Local comprehensive (a school with those headline GCSE rates would be top of our county and heavily over-subscribed) and self-funded dyslexia sessions out of school if I didn't think the school's own SN unit was up to the job.
I don't know why you're considering all the other options.
I know a good 1:1 dyslexia tutor in Kingston. She tutored my neice who is severely dyslexic, went to state girls school (Coombe) and has just got good results with enough points for uni. Mind you, she has concentrated on sports related subjects, had extra time, a reader and a scribe. Unfortunately this tutor is not near enough for us to send our DD to her who, I hesitate to say is "mildly" dyslexic, but she is certainly much less affected than her cousin. Our DD got extra support in her independent school AND went to Dyslexia Action on Saturdays. This has worked quite well for her but she is going on to mixed ability senior section of her independent school which also means she didn't need to pass any tests (11+) to get a place. Luckily it is the school we would have chosen for her anyway. Let me know if a tutor in Kingston is of any interest
eltee that does sound a reasonable response since you were applying for Year 4. They can take children at different attainment levels (but who have the ability to potentially do well) at the normal entry points on the basis they start at a point they can all cope with, and consolidate. Whereas after a year they may well feel that the extent to which your DD would need help to catch up, as well as SEN support would sap her self esteem. One of my priorities with my DDs was that whilst they should be challenged intellectually it should never be at the expense of confidence. Being Dyslexic is a neurological condition, it never goes away, you have to work herder and find coping strategies that help you in certain areas all your life, you need confidence above all. I would also agree as others have said the knowledge of SpLDs amongst the teaching profession is very patchy, I have encountered plenty of ignorance as have friends with children in state schools. Sometimes it all comes together and you get great support but mostly you have to support your child yourself, or with external support (I never did this but I am dyslexic myself so had some insight into my DDs' needs) be it eg with literacy at the start or essay writing later on.

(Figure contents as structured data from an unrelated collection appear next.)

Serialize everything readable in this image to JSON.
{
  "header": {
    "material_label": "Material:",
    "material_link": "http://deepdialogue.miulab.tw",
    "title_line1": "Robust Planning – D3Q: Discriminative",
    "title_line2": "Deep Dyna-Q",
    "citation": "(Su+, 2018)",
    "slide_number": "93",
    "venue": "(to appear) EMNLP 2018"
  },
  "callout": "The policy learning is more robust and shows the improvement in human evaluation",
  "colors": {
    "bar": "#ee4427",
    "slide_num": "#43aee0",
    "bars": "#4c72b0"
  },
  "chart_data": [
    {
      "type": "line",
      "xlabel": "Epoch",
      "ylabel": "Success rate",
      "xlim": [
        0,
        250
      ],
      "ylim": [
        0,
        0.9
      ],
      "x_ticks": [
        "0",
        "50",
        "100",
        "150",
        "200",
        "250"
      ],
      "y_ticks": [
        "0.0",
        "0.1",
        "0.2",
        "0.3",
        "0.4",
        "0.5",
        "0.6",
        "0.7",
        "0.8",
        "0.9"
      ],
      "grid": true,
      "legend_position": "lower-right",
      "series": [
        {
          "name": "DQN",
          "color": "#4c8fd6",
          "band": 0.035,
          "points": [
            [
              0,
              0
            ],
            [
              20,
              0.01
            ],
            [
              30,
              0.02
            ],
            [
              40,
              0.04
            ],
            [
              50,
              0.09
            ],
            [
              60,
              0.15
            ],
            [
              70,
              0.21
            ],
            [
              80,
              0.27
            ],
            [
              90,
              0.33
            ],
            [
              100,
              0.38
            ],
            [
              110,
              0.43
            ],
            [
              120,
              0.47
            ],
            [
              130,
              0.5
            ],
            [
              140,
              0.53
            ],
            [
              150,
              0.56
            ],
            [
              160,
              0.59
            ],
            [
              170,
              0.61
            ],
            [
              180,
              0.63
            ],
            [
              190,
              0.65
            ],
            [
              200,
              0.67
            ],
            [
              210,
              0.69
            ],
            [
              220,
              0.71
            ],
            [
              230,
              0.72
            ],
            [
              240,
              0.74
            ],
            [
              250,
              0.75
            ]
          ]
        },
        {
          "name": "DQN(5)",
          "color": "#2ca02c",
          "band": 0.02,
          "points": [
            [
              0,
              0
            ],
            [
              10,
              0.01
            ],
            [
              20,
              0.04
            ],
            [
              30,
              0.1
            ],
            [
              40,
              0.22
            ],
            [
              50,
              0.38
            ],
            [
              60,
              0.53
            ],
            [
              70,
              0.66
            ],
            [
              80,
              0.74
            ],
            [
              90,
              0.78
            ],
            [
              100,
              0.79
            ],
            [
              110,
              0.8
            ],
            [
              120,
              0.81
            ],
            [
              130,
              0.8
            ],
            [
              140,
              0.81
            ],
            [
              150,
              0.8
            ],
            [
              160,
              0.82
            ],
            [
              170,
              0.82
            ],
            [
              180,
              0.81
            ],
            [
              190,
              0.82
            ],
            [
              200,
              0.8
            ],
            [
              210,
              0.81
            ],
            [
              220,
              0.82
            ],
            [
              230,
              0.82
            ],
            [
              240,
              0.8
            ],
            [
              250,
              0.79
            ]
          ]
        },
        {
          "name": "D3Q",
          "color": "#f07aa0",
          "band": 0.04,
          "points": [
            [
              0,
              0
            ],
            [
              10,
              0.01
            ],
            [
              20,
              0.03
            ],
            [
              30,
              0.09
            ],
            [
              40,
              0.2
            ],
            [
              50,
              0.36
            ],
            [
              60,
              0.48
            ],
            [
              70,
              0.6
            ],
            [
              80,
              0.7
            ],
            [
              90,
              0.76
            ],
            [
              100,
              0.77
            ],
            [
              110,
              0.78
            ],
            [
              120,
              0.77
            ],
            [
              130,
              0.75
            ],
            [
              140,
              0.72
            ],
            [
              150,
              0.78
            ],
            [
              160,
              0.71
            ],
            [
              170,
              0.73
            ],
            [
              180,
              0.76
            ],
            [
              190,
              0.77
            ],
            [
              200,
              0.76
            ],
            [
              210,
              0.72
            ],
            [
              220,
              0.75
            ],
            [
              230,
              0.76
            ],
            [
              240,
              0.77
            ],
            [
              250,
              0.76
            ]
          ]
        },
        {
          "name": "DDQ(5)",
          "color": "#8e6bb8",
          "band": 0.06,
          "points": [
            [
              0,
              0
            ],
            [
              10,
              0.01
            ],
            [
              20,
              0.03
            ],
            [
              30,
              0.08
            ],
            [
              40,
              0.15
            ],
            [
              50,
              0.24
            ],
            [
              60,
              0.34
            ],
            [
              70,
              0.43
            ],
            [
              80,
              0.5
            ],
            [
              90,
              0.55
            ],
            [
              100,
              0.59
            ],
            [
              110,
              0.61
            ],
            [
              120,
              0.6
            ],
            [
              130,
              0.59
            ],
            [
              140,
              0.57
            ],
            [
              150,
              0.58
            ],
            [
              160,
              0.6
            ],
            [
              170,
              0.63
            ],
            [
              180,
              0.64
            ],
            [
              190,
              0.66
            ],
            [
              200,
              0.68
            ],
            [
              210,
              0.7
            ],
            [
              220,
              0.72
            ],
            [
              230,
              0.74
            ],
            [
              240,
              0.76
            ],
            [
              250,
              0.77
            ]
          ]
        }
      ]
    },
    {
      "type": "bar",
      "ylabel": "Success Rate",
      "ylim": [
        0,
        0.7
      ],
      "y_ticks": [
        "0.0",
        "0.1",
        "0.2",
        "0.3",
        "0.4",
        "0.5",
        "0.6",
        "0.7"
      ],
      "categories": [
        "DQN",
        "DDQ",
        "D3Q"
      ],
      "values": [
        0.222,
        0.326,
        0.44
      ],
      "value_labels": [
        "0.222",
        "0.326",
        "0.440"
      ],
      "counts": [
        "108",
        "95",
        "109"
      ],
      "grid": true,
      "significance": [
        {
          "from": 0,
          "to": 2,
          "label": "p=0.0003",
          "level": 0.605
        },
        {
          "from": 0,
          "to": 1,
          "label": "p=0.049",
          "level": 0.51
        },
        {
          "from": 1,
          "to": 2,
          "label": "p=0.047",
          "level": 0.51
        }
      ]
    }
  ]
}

The ranges are done on a standard deviation. The average range therefore accounts for a wide range of abilities. Certainly on working memory and processing you have to score below the 14th percentile to fall in the below average range, even scoring at higher percentile would be a very significant level of disability for someone whose ability was in the top percentiles.
Thanks Shooting, all this is really appreciated - she's my eldest child and so insights from parents who are further down the track are really helpful. I am not dyslexic, neither is DH, and so neither of us knows how it feels for DD. I recognise that we will need to be proactive in getting her the right support so all this is a help going into a new school year.
Thanks Shooting , that's a helpful perspective. DD is my eldest and I am not dyslexic myself, and feel I'm on a really steep learning curve.